Warning: It is important to escape the ‘$’ when calling $NODE_RANK in the above parallel command. With the escape (\$) we’re saying “evaluate NODE_RANK on the remote machine”. Without the escape we’re saying “evaluate NODE_RANK on this machine.”

Expect graph embedding to take a very long time. Typically, we run for approximately 5 epochs, which is the most we can compute in our normal 72-hour time limit.

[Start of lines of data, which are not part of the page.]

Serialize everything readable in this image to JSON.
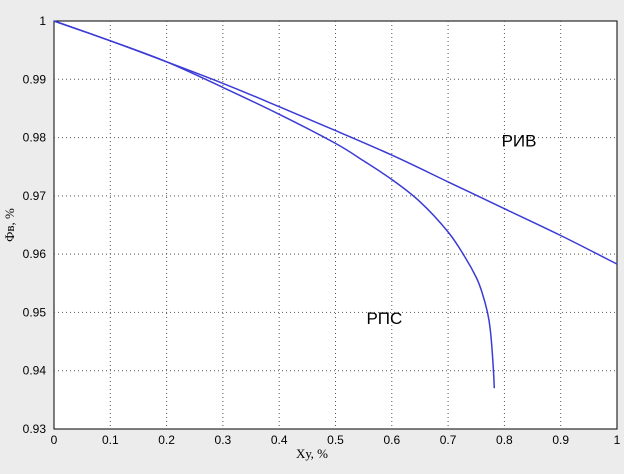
{
  "chart_data": {
    "type": "line",
    "title": "",
    "xlabel": "Xу, %",
    "ylabel": "Фв, %",
    "xlim": [
      0,
      1
    ],
    "ylim": [
      0.93,
      1
    ],
    "grid": true,
    "xticks": [
      "0",
      "0.1",
      "0.2",
      "0.3",
      "0.4",
      "0.5",
      "0.6",
      "0.7",
      "0.8",
      "0.9",
      "1"
    ],
    "yticks": [
      "0.93",
      "0.94",
      "0.95",
      "0.96",
      "0.97",
      "0.98",
      "0.99",
      "1"
    ],
    "series": [
      {
        "name": "РИВ",
        "color": "#3b3bd6",
        "x": [
          0,
          0.1,
          0.2,
          0.3,
          0.4,
          0.5,
          0.6,
          0.7,
          0.8,
          0.9,
          1.0
        ],
        "y": [
          1.0,
          0.9966,
          0.993,
          0.9893,
          0.9853,
          0.9812,
          0.977,
          0.9724,
          0.9678,
          0.9632,
          0.9583
        ]
      },
      {
        "name": "РПС",
        "color": "#3b3bd6",
        "x": [
          0,
          0.1,
          0.2,
          0.3,
          0.4,
          0.5,
          0.55,
          0.6,
          0.65,
          0.7,
          0.73,
          0.75,
          0.76,
          0.77,
          0.775,
          0.78,
          0.782
        ],
        "y": [
          1.0,
          0.9966,
          0.993,
          0.9886,
          0.984,
          0.979,
          0.976,
          0.9728,
          0.969,
          0.9638,
          0.9595,
          0.956,
          0.9535,
          0.95,
          0.947,
          0.941,
          0.937
        ]
      }
    ],
    "annotations": [
      {
        "text": "РИВ",
        "x": 0.795,
        "y": 0.9785
      },
      {
        "text": "РПС",
        "x": 0.555,
        "y": 0.948
      }
    ]
  }
}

Index the Resulting Embeddings

Now, you should have a directory in DATA_ROOT/embeddings that is full of files that look like: embeddings_{type}_{part}.v{epoch}.h5. Each one represents a matrix where row i corresponds to entity i of the given type and partition. Therefore, we need to build a small index that helps us reference each embedding given an entity name. For this, we use the ptbg_index_embeddings.py tool. You can find this here: agatha/tools/py_scripts/ptbg_index_embeddings.py.

Like all tools, you can use the --help option to get more information. Here’s an example of how to run it:

cd /path/to/agatha/tools/py_scripts
./ptbg_index_embeddings.py \
  <DATA_ROOT>/entities \
  entities.sqlite3 

This tool will create an sqlite3 lookup table (compatible with Sqlite3LookupTable) that maps each entity to its embedding location. The result will be stored in entities.sqlite3 (or wherever you specify). The Agatha embedding lookup table will use this along with the embeddings directory to rapidly lookup vectors for each entity.